The principal remedies in respect of real property are provided by Section 14 of TOLATA: these are a declaration as to the parties’ respective beneficial interests and an order for sale of the property. In respect of the latter the court does have some discretion; the matters to which the court is to have regard are set out in Section 15 of the Act and include the welfare of any minor who occupies or might reasonably be expected to occupy the property as their home. In most cases where there is no child of the relationship there will be no reason for the court to exercise its discretion to refuse an immediate order for sale. Where there is a child of the relationship it is likely that one or other parent will make an application in the Family Court under Schedule 1 to the Children Act, in which case any application for an order for sale is likely to be adjourned pending determination of the Children Act application.

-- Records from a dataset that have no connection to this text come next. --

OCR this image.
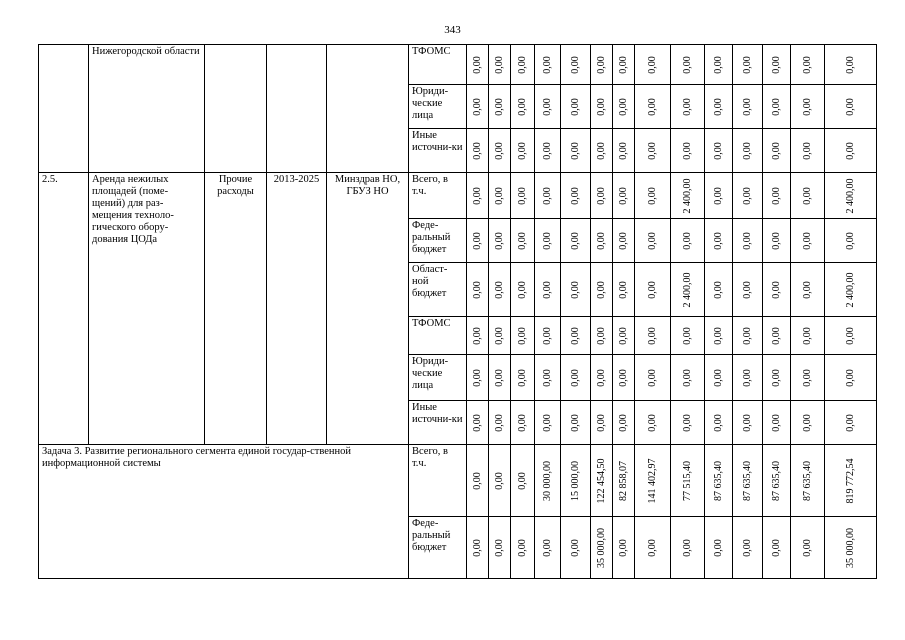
343
	Нижегородской области				ТФОМС	0,00	0,00	0,00	0,00	0,00	0,00	0,00	0,00	0,00	0,00	0,00	0,00	0,00	0,00

					Юриди-ческие лица	0,00	0,00	0,00	0,00	0,00	0,00	0,00	0,00	0,00	0,00	0,00	0,00	0,00	0,00

					Иные источни-ки	0,00	0,00	0,00	0,00	0,00	0,00	0,00	0,00	0,00	0,00	0,00	0,00	0,00	0,00

2.5.	Аренда нежилых площадей (поме-щений) для раз-мещения техноло-гического обору-дования ЦОДа	Прочие расходы	2013-2025	Минздрав НО, ГБУЗ НО	Всего, в т.ч.	0,00	0,00	0,00	0,00	0,00	0,00	0,00	0,00	2 400,00	0,00	0,00	0,00	0,00	2 400,00

					Феде-ральный бюджет	0,00	0,00	0,00	0,00	0,00	0,00	0,00	0,00	0,00	0,00	0,00	0,00	0,00	0,00

					Област-ной бюджет	0,00	0,00	0,00	0,00	0,00	0,00	0,00	0,00	2 400,00	0,00	0,00	0,00	0,00	2 400,00

					ТФОМС	0,00	0,00	0,00	0,00	0,00	0,00	0,00	0,00	0,00	0,00	0,00	0,00	0,00	0,00

					Юриди-ческие лица	0,00	0,00	0,00	0,00	0,00	0,00	0,00	0,00	0,00	0,00	0,00	0,00	0,00	0,00

					Иные источни-ки	0,00	0,00	0,00	0,00	0,00	0,00	0,00	0,00	0,00	0,00	0,00	0,00	0,00	0,00

Задача 3. Развитие регионального сегмента единой государ-ственной информационной системы					Всего, в т.ч.	0,00	0,00	0,00	30 000,00	15 000,00	122 454,50	82 858,07	141 402,97	77 515,40	87 635,40	87 635,40	87 635,40	87 635,40	819 772,54

					Феде-ральный бюджет	0,00	0,00	0,00	0,00	0,00	35 000,00	0,00	0,00	0,00	0,00	0,00	0,00	0,00	35 000,00
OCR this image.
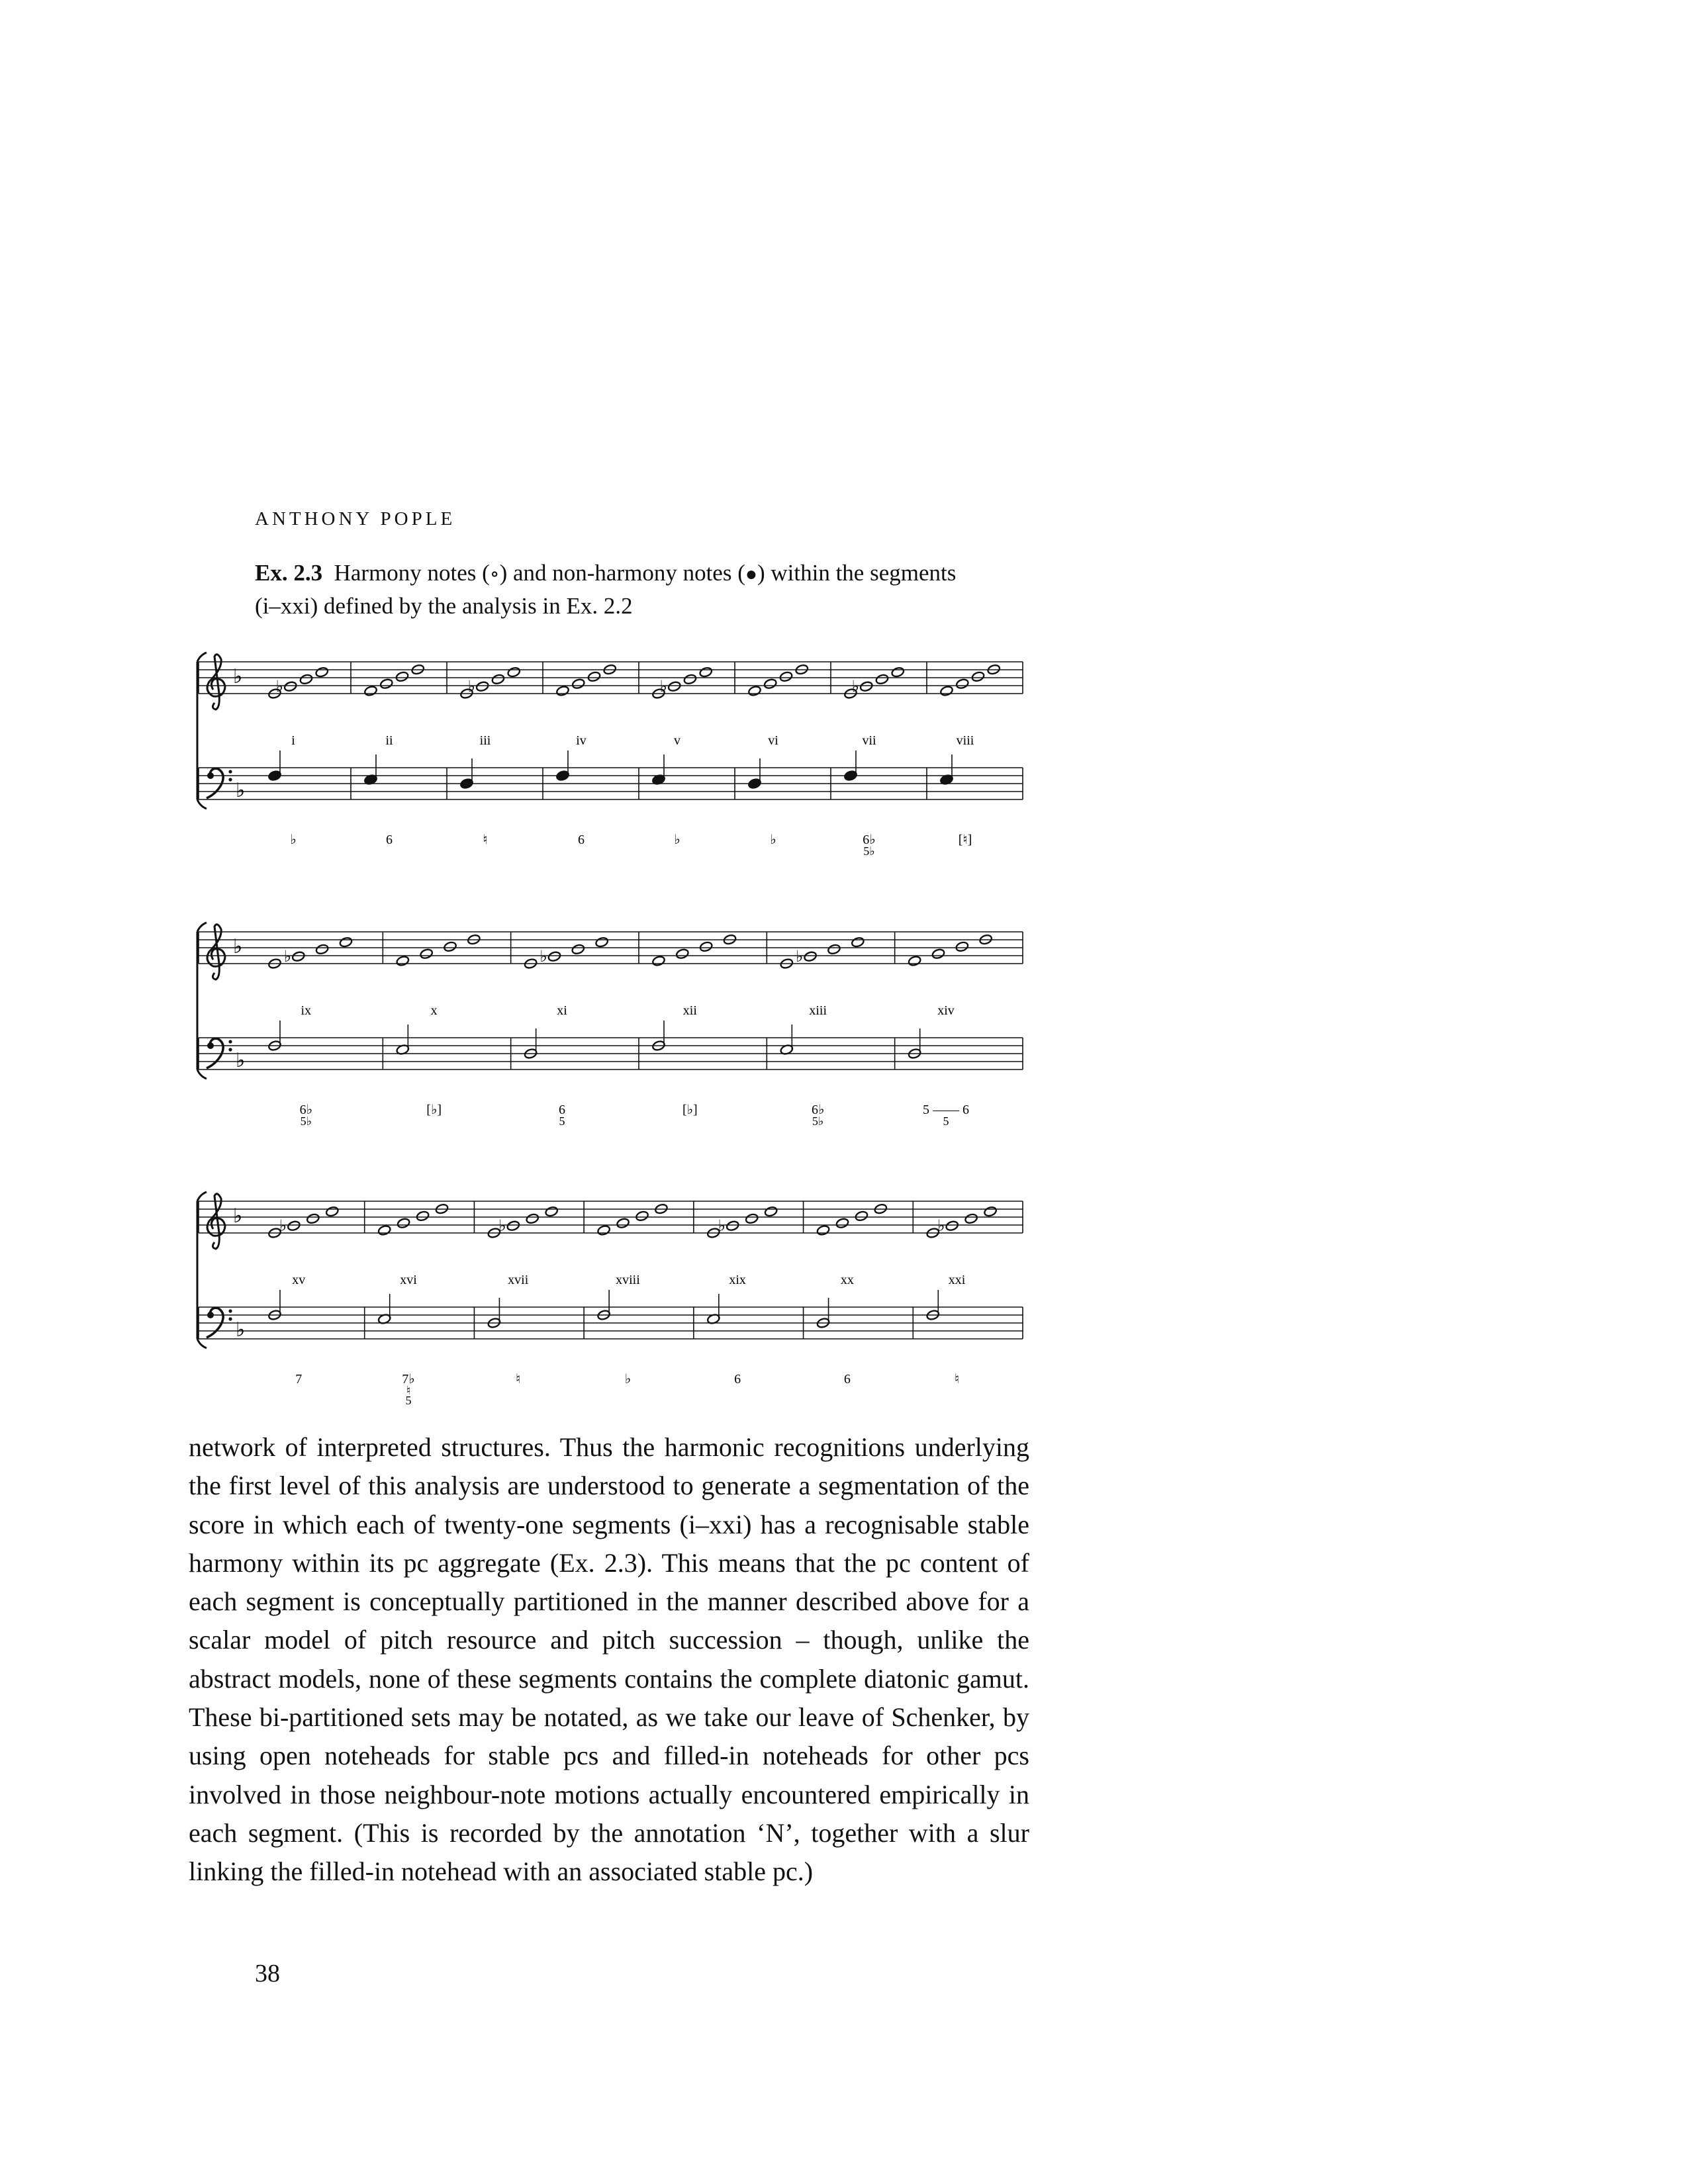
ANTHONY POPLE
Ex. 2.3 Harmony notes (∘) and non-harmony notes (●) within the segments
(i–xxi) defined by the analysis in Ex. 2.2
♭
♭
i
♭
♭
ii
6
iii
♮
♭
iv
6
v
♭
♭
vi
♭
vii
6♭
5♭
♭
viii
[♮]
♭
♭
ix
6♭
5♭
♭
x
[♭]
xi
6
5
♭
xii
[♭]
xiii
6♭
5♭
♭
xiv
5 —— 6
5
♭
♭
xv
7
♭
xvi
7♭
♮
5
xvii
♮
♭
xviii
♭
xix
6
♭
xx
6
xxi
♮
♭

network of interpreted structures. Thus the harmonic recognitions underlying the first level of this analysis are understood to generate a segmentation of the score in which each of twenty-one segments (i–xxi) has a recognisable stable harmony within its pc aggregate (Ex. 2.3). This means that the pc content of each segment is conceptually partitioned in the manner described above for a scalar model of pitch resource and pitch succession – though, unlike the abstract models, none of these segments contains the complete diatonic gamut. These bi-partitioned sets may be notated, as we take our leave of Schenker, by using open noteheads for stable pcs and filled-in noteheads for other pcs involved in those neighbour-note motions actually encountered empirically in each segment. (This is recorded by the annotation ‘N’, together with a slur linking the filled-in notehead with an associated stable pc.)

38
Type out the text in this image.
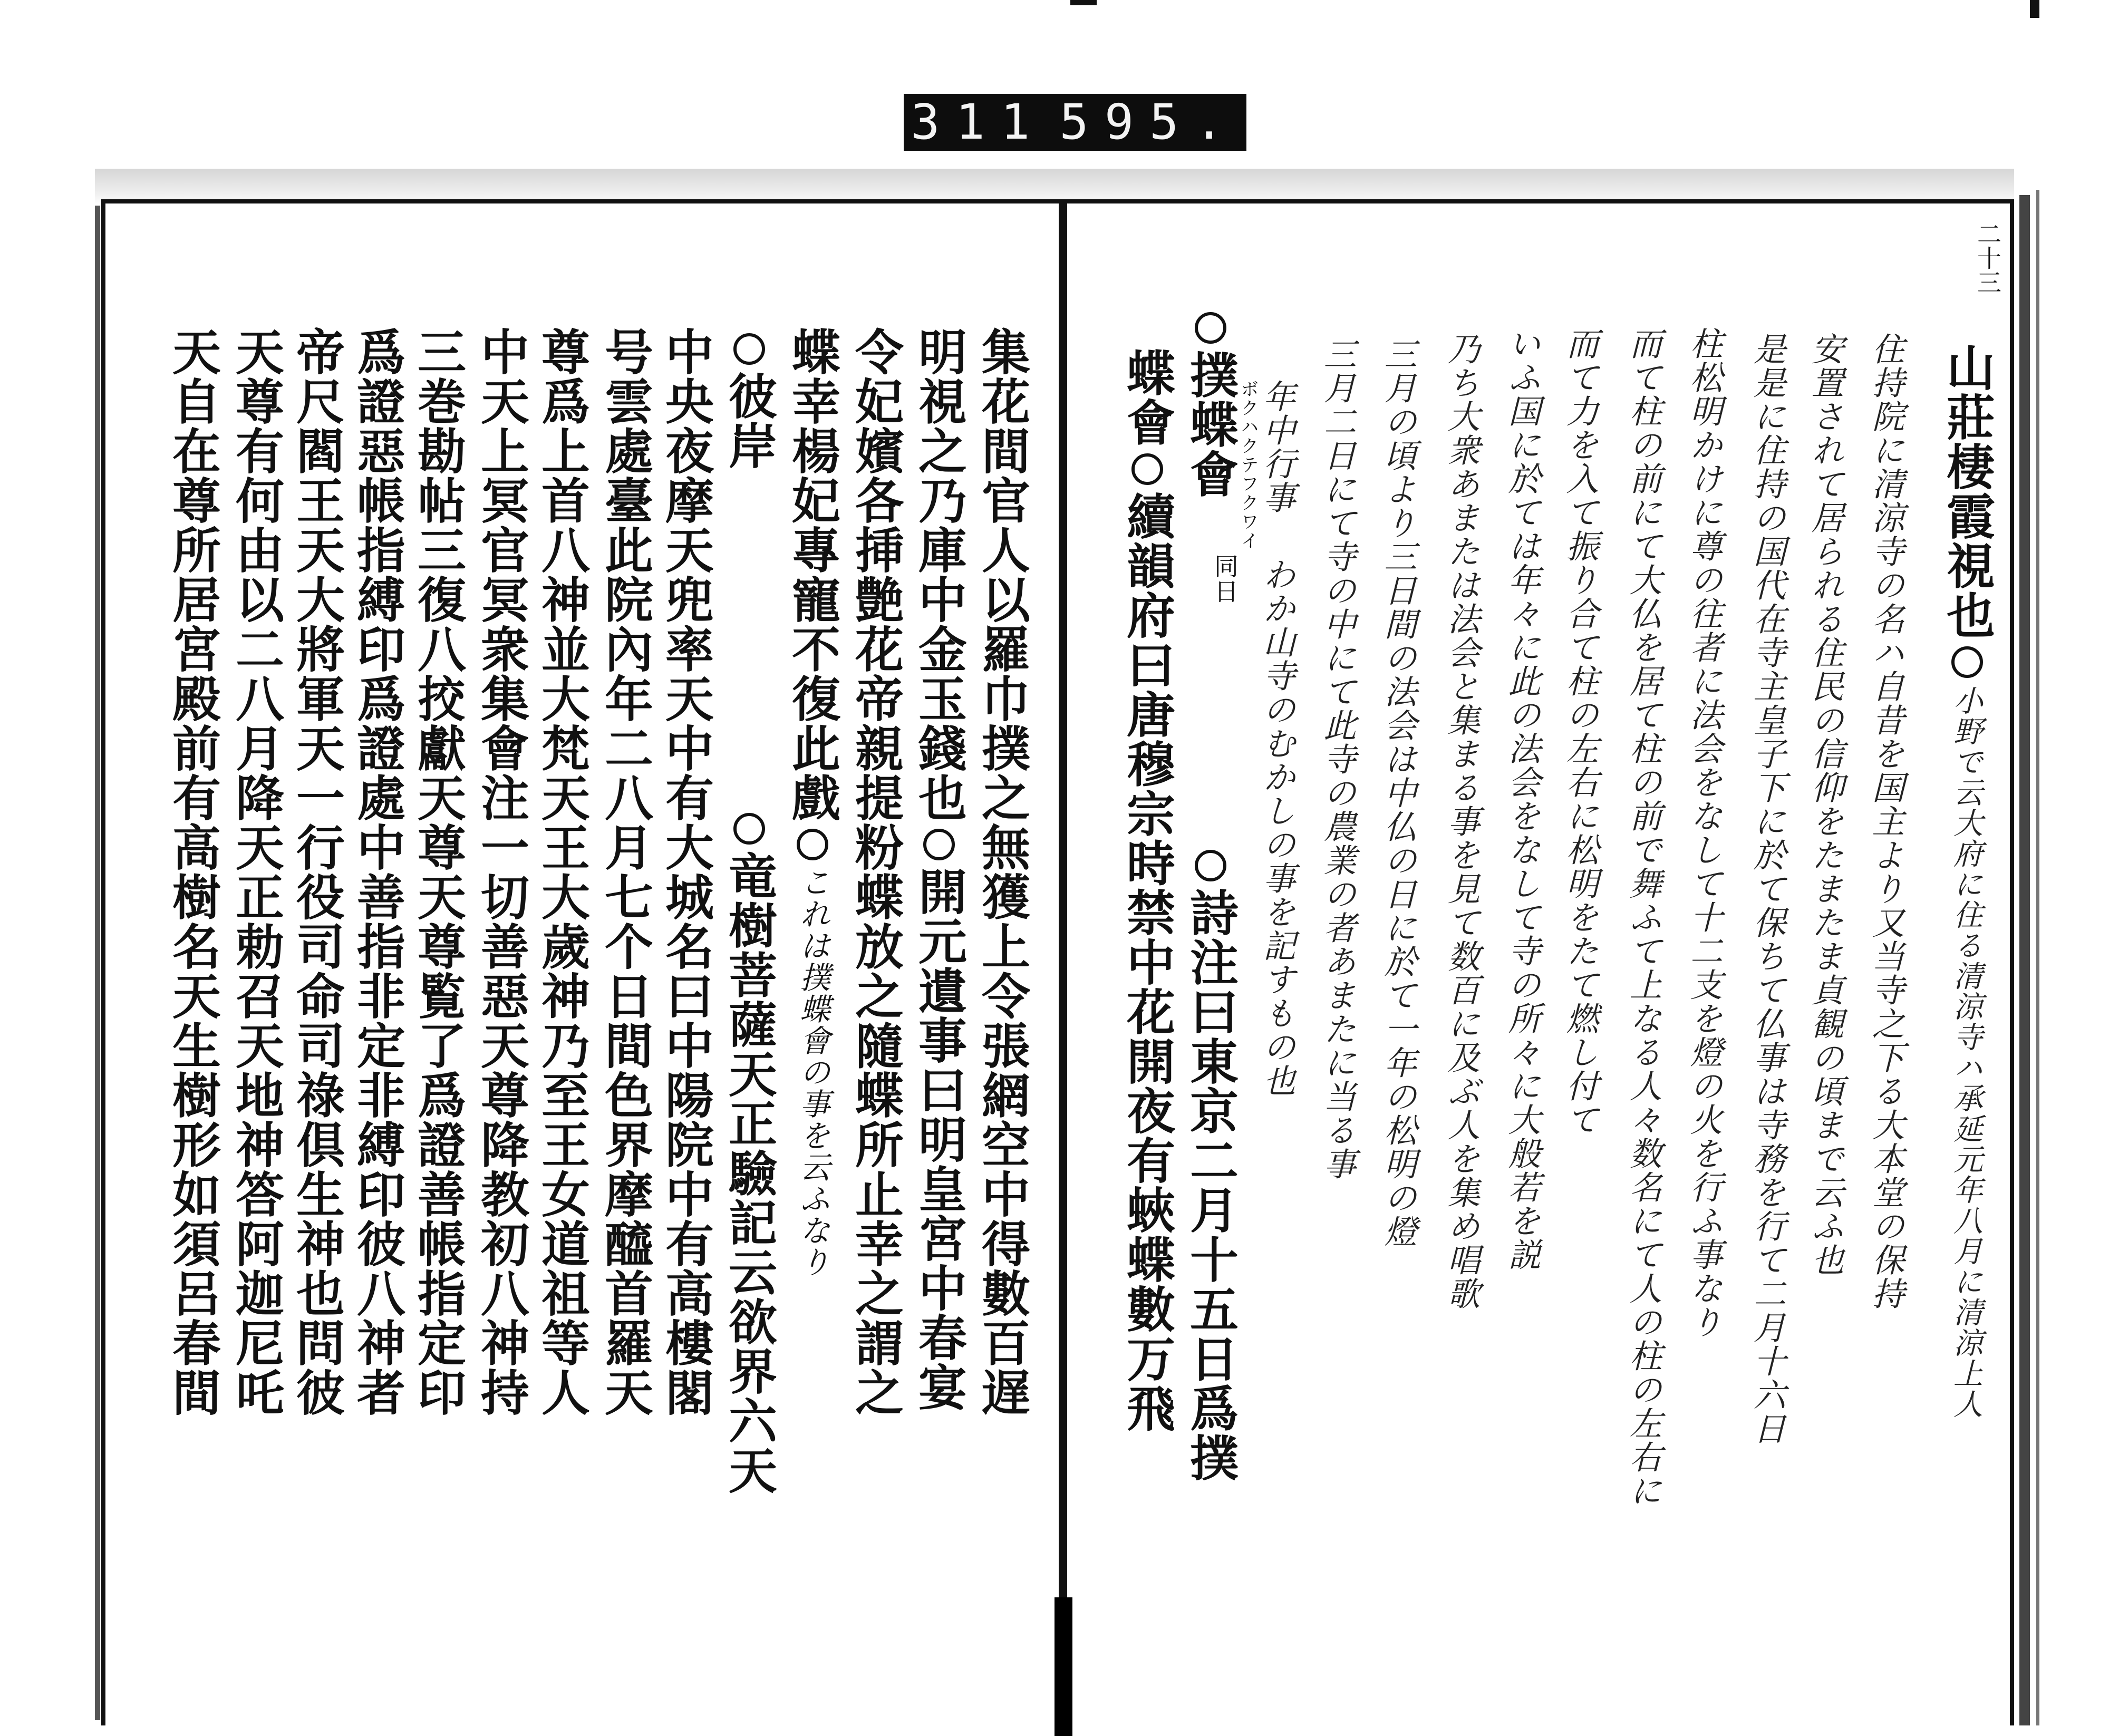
311 595.
二十三
山莊棲霞視也
小野で云大府に住る清涼寺ハ承延元年八月に清涼上人
住持院に清涼寺の名ハ自昔を国主より又当寺之下る大本堂の保持
安置されて居られる住民の信仰をたまたま貞観の頃まで云ふ也
是是に住持の国代在寺主皇子下に於て保ちて仏事は寺務を行て二月十六日
柱松明かけに尊の往者に法会をなして十二支を燈の火を行ふ事なり
而て柱の前にて大仏を居て柱の前で舞ふて上なる人々数名にて人の柱の左右に
而て力を入て振り合て柱の左右に松明をたて燃し付て
いふ国に於ては年々に此の法会をなして寺の所々に大般若を説
乃ち大衆あまたは法会と集まる事を見て数百に及ぶ人を集め唱歌
三月の頃より三日間の法会は中仏の日に於て一年の松明の燈
三月二日にて寺の中にて此寺の農業の者あまたに当る事
年中行事 わか山寺のむかしの事を記すもの也
ボクハクテフクワイ
撲蝶會
同日
蝶會續韻府曰唐穆宗時禁中花開夜有蛺蝶數万飛 詩注曰東京二月十五日爲撲
集花間官人以羅巾撲之無獲上令張網空中得數百遅
明視之乃庫中金玉錢也開元遺事曰明皇宮中春宴
令妃嬪各挿艶花帝親提粉蝶放之隨蝶所止幸之謂之
蝶幸楊妃專寵不復此戲これは撲蝶會の事を云ふなり
竜樹菩薩天正驗記云欲界六天
彼岸
中央夜摩天兜率天中有大城名曰中陽院中有高樓閣
号雲處臺此院內年二八月七个日間色界摩醯首羅天
尊爲上首八神並大梵天王大歲神乃至王女道祖等人
中天上冥官冥衆集會注一切善惡天尊降教初八神持
三巻勘帖三復八挍獻天尊天尊覧了爲證善帳指定印
爲證惡帳指縛印爲證處中善指非定非縛印彼八神者
帝尺閻王天大將軍天一行役司命司祿倶生神也問彼
天尊有何由以二八月降天正勅召天地神答阿迦尼吒
天自在尊所居宮殿前有高樹名天生樹形如須呂春間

Claims are issued in the County Court using either Part 8 or Part 7 of the Civil Procedure Rules. In all cases where there are likely to be significant issues of fact, Part 7 procedure must be used, which requires proper pleadings and disclosure before proceeding to trial. In other cases, the simplified Part8 procedure can be used so that the case proceeds straight to witness statements and can be dealt with relatively quickly at a hearing before a District Judge. Regardless of the complexity of the case, parties must exchange pre-action protocol letters before any claim is issued. As with all civil litigation the parties must actively consider all forms of alternative dispute resolution, particularly mediation, failing which there may be adverse costs consequences for any party unreasonably refusing to engage.
In summary, there is no requirement of fairness or any other discretionary factor in determining how to divide the assets of a separated couple who were never married to each other, with the slight exception that different considerations can arise where there is a child of the relationship. Even in that circumstance, the courts have no power to permanently deprive a party of his or her property rights in favour of the other party. In this sense, cohabitation remains a very different proposition to marriage, notwithstanding that it is now the choice of an ever-increasing proportion of families.